El condenable homicidio múltiple perpetrado con armas de alto poder en la madrugada de ayer en esta capital, y que dejó como resultado tres jóvenes muertos y dos heridos, no deja de ser un hecho insólito en nuestro contexto urbano, si bien, y por desgracia, en diversas regiones del norte del país tales episodios de violencia ocurren de manera menos esporádica y forman parte del panorama delictivo local.
No hay motivos para dudar que la matanza de ayer esté vinculada, como lo afirman las autoridades policiales, a disputas entre bandas rivales de narcotraficantes por el control de zonas urbanas determinadas. Pero lo más alarmante es que no se trata, al parecer, de organizaciones criminales dedicadas al transporte masivo e internacional de estupefacientes, sino de grupos que los venden al menudeo. La capacidad operativa y el poder de fuego desplegado por los victimarios en la acción señalada, permiten hacerse una idea del tamaño de las organizaciones vendedoras de droga y de sus pugnas. Estos elementos, a su vez, llevan a intuir la extensión de los mercados que están en disputa: estamos ante una señal indirecta, pero por demás preocupante, de la gravedad que ha alcanzado la drogadicción en nuestra sociedad.
Ha de constatarse que, ante el crecimiento del narco --el cual ya no se circunscribe a los casi míticos y siniestros cárteles, sino que se ramifica en pandillas de ventas al menudeo--, ante la expansión de su alcance, de su capacidad corruptora y de su volumen de fuego, y ante los cada vez más cruentos episodios de violencia que genera, ni las corporaciones policiacas ni las instituciones de procuración de justicia del país parecen tener la preparación y la disposición que el momento exige. Las carencias no sólo se refieren a falta de capacitación, personal adiestrado y equipo, y a la vulnerabilidad de las entidades de combate al delito frente a los recursos económicos invertidos por la delincuencia organizada para infiltrarlas, sino también al apego a políticas de combate a las drogas que no necesariamente son las más afortunadas y que están más orientadas a impedir la llegada de drogas a Estados Unidos que a evitar la grave descomposición social e institucional que el narco está produciendo en México.
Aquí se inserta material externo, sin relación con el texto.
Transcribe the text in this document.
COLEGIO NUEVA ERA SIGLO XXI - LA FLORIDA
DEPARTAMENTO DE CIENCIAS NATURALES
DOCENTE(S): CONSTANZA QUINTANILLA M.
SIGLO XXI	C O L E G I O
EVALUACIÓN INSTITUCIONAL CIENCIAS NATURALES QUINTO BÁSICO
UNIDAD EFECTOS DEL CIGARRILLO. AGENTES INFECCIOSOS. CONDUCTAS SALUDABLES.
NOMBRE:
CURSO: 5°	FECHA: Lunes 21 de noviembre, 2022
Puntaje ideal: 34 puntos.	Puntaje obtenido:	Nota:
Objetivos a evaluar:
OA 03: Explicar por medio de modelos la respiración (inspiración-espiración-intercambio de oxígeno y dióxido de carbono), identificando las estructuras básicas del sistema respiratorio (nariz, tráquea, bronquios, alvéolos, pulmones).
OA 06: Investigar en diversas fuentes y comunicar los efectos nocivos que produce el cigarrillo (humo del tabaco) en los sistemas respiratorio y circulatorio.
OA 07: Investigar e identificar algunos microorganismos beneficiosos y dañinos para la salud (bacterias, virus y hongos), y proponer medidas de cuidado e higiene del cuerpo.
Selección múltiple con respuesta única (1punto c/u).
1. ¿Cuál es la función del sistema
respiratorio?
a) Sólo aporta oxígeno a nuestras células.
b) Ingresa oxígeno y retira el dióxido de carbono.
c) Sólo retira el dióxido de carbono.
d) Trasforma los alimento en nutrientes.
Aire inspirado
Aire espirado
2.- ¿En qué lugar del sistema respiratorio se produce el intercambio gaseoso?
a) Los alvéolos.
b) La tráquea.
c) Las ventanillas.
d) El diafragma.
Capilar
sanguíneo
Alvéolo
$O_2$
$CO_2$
Cuando se analiza el problema en su perspectiva internacional, Estados Unidos suele enfatizar, hasta la exageración y la distorsión, la responsabilidad de las naciones productoras y de tránsito, y minimiza el papel de sus propios consumidores. Pero muchos sectores políticos, académicos, intelectuales y sociales de América Latina han señalado reiteradamente que la guerra contra las drogas no podrá ganarse en tanto el gobierno de Washington no emprenda medidas eficaces para reducir el enorme consumo de estupefacientes que tiene lugar en su territorio y mientras no tome conciencia de que el problema, antes que policiaco, es de salud pública.
Si se aplica esta segunda lógica --que es la correcta-- al ámbito nacional, ha de señalarse que los graves indicios sobre la existencia de un consumo masivo de drogas en la ciudad de México debieran llevar a las autoridades a concebir y aplicar medidas más eficaces para contener este fenómeno a partir de acciones sociales, educativas y de salud. Ello no elimina la obligación de esclarecer plenamente las circunstancias de la matanza referida, ubicar y capturar a los presuntos culpables materiales e intelectuales, y juzgarlos y sancionarlos conforme a derecho. Asimismo, resulta imperativo que los cuerpos de seguridad pública realicen acciones efectivas --en estricto apego a los derechos humanos y las garantías individuales-- orientadas a desmantelar las redes de tráfico de drogas y de armas que operan en la capital de la República.